Kurzinfo:
4 Musiker spielten mit 8 Händen auf ca. 16 Instrumenten, sangen bis zu 32 Lieder - am liebsten vor 64 Zuhörern - in mehr als 128 Minuten.


Langinfo:
Lorbaß (ostpr.):
Schelm, Schlitzohr, Taugenichts.

Lorbaß (angeliter.): Neue plattdeutsche Lieder - aus Deutschlands höchstem Norden, mal witzig und frech, mal ruhig und besinnlich.

Lorbaß zupfte, fiedelte, quetschte, drückte, flötete, leierte, klöppelte und löffelte Musik - mal mit Pfeffer und einer Prise Meersalz, dann wieder zuckerwattesüß.
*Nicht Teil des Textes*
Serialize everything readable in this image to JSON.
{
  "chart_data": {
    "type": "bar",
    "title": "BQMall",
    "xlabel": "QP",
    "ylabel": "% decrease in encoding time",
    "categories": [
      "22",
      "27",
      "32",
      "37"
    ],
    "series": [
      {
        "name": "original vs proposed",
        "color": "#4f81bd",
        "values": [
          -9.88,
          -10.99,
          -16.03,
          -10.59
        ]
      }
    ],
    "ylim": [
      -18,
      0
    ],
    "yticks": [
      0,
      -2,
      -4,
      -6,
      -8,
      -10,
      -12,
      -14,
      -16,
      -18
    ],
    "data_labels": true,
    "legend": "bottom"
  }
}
Gesungen wurden dazu, mit einer oder mehreren Stimmen, Gedichte von Klaus Groth, Hein Hoop... geplättete Schlager und Songs aus der guten alten Zeit sowie eigene Texte. Diese waren oft in der Heimat der Gruppe (Angeln) angesiedelt, erzählten von der Schönheit des Landes oder beschrieben urige Typen, die hier leben oder leben könnten: Freiheitskämpfer, Wünschelrutengänger, Landwirte und Tiger.

Lorbaß musizierte bei (fast) allen Gelegenheiten, in Kneipen, Gaststätten, Scheunen, Wohnzimmern..., auf Bühnen, Schiffen, Straßen... und bisweilen auch im Fernsehen!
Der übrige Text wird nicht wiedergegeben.